LE NATIONALISME chinois, avec ou sans capitalisme débridé, a toujours été d'une intransigeance qui confine au fanatisme. Pékin n'a jamais renoncé à Taïwan et conduit au Tibet depuis 60 ans une politique destinée à effacer, si possible, les particularités ethniques d'un pays représentant un quart du territoire total de la Chine. On comprend qu'il ne soit pas question pour les Chinois de renoncer au Tibet.

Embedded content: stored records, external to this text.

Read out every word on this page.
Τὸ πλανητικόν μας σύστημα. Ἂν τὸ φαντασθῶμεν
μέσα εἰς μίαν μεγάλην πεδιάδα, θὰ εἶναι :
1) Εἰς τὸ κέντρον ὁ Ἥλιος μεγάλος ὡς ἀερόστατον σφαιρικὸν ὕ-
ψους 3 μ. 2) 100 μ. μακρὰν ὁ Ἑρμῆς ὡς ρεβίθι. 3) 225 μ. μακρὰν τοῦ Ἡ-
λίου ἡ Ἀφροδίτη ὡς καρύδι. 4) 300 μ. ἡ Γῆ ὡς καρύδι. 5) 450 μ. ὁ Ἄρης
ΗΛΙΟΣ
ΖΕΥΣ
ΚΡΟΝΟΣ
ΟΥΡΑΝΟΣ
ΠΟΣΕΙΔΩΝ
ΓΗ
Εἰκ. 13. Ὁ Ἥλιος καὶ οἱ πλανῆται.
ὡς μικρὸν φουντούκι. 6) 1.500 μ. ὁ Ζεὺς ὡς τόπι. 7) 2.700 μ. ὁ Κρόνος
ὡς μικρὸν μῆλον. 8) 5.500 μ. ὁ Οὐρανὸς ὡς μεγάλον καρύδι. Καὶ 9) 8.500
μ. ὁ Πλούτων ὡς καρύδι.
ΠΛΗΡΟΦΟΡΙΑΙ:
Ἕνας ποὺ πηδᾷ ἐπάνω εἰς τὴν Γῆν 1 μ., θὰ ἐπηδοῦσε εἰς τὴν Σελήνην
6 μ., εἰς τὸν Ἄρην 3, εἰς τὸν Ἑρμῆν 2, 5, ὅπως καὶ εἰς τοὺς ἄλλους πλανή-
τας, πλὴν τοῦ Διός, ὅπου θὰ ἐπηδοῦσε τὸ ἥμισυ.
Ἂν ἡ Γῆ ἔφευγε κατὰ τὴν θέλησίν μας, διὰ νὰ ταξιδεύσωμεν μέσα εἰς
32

Mais les Tibétains sont fondés à dire que Pékin se livre sur leur pays à ce qu'ils appellent un « génocide culturel » : il s'agit bien de recoloniser le Tibet en y implantant des Chinois venus d'ailleurs.
Un train Pékin-Lhassa.
Cette politique s'accompagne de quelques bienfaits comme un train moderne qui va de Pékin à Lhassa et désenclave ainsi le Tibet, et un taux de croissance qui a amélioré le sort des Tibétains.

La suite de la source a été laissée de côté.